The Rev. Jesse Jackson and others said they will meet with TV networks, film companies and musicians to discuss the "n-word."

"We want to give our ancestors a present," Jackson said at a news conference Monday. "Dignity over degradation."

Jackson also asked the public not to buy a DVD box set of the seventh season of the TV show Seinfeld that is newly released.

Richards, who played the wacky neighbor Kramer on Seinfeld, triggered outrage with a Nov. 17 racial rant against two black men when he was heckled during a standup comedy routine at the Laugh Factory nightclub in West Hollywood. Richards has made several apologies, including one Sunday on Jackson's syndicated radio program, in which he has said he is not a racist and was motivated by anger.

At the news conference, comedian Paul Mooney said he has used the "n-word" numerous times during standup performances but will no longer do so after watching Richards' rant.

"He's my Dr. Phil," the black comedian said. "He's cured me." Mooney was a writer for Richard Pryor for many years and a regular on Chappelle's Show on Comedy Central. Comedian Dave Chappelle has been a frequent user of the epithet.

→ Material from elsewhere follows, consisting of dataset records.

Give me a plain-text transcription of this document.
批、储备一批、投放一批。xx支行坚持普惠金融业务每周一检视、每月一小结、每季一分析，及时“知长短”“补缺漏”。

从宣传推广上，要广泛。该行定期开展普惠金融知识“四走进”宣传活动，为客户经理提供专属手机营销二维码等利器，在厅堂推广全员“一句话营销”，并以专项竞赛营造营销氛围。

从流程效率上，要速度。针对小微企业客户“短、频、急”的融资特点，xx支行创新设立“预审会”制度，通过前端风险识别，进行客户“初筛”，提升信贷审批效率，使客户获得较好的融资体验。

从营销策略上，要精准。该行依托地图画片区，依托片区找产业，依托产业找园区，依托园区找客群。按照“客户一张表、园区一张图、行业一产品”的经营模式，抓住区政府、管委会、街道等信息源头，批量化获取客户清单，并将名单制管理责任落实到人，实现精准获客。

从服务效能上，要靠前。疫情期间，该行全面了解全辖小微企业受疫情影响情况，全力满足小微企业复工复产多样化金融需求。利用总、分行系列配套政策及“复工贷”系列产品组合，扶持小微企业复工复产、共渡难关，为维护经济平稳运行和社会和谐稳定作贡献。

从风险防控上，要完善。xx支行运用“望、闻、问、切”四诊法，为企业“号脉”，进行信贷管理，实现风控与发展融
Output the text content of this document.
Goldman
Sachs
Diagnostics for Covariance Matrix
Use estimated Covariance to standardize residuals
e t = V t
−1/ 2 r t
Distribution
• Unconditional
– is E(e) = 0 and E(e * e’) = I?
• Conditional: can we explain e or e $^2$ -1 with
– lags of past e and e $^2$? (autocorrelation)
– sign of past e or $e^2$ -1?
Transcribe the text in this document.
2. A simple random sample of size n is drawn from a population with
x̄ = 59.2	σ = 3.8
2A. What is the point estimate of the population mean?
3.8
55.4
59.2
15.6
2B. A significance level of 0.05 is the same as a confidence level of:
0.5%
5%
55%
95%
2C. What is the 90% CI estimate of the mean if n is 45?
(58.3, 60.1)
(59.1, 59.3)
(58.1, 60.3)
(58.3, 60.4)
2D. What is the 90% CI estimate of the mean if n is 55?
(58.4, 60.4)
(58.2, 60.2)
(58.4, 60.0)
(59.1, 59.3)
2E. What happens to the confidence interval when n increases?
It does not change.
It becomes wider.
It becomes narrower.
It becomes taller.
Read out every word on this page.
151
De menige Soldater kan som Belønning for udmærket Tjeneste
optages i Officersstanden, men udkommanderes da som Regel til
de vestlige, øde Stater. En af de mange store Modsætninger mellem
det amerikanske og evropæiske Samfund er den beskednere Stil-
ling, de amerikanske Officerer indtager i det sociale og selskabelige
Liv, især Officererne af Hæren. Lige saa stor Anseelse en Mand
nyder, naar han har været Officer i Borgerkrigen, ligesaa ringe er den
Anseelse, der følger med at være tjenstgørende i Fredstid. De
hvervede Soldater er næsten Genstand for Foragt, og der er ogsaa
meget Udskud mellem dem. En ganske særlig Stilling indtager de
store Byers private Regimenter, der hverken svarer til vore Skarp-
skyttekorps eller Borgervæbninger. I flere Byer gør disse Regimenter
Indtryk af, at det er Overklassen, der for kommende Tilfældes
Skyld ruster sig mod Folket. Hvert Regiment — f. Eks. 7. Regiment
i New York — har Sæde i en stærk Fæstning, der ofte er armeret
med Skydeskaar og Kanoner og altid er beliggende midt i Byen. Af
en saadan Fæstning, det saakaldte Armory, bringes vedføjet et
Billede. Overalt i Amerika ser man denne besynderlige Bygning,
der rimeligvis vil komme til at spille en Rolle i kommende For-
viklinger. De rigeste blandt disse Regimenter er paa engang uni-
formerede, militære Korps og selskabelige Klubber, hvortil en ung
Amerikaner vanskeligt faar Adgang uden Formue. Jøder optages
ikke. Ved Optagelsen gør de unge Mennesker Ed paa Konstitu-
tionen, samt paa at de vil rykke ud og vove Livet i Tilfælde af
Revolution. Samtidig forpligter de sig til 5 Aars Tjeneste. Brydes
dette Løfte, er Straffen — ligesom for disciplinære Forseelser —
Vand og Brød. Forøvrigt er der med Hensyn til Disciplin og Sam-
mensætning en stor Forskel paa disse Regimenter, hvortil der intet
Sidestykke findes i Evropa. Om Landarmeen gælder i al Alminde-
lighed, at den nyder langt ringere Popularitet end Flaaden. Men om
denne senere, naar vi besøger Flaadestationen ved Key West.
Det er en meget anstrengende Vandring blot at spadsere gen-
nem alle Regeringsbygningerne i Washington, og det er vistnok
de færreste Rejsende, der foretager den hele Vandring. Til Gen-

Asked about free-speech issues, Jackson said the word is "unprotected."

U.S. Rep. Maxine Waters, D-Calif., said only situations such as the Richards incident turn mainstream media attention to issues involving the black community.

"This is not simply about whether or not the black community forgives or forgets," Waters said. "This is about understanding that this is pervasive, that this happens in all of our institutions, one way or the other."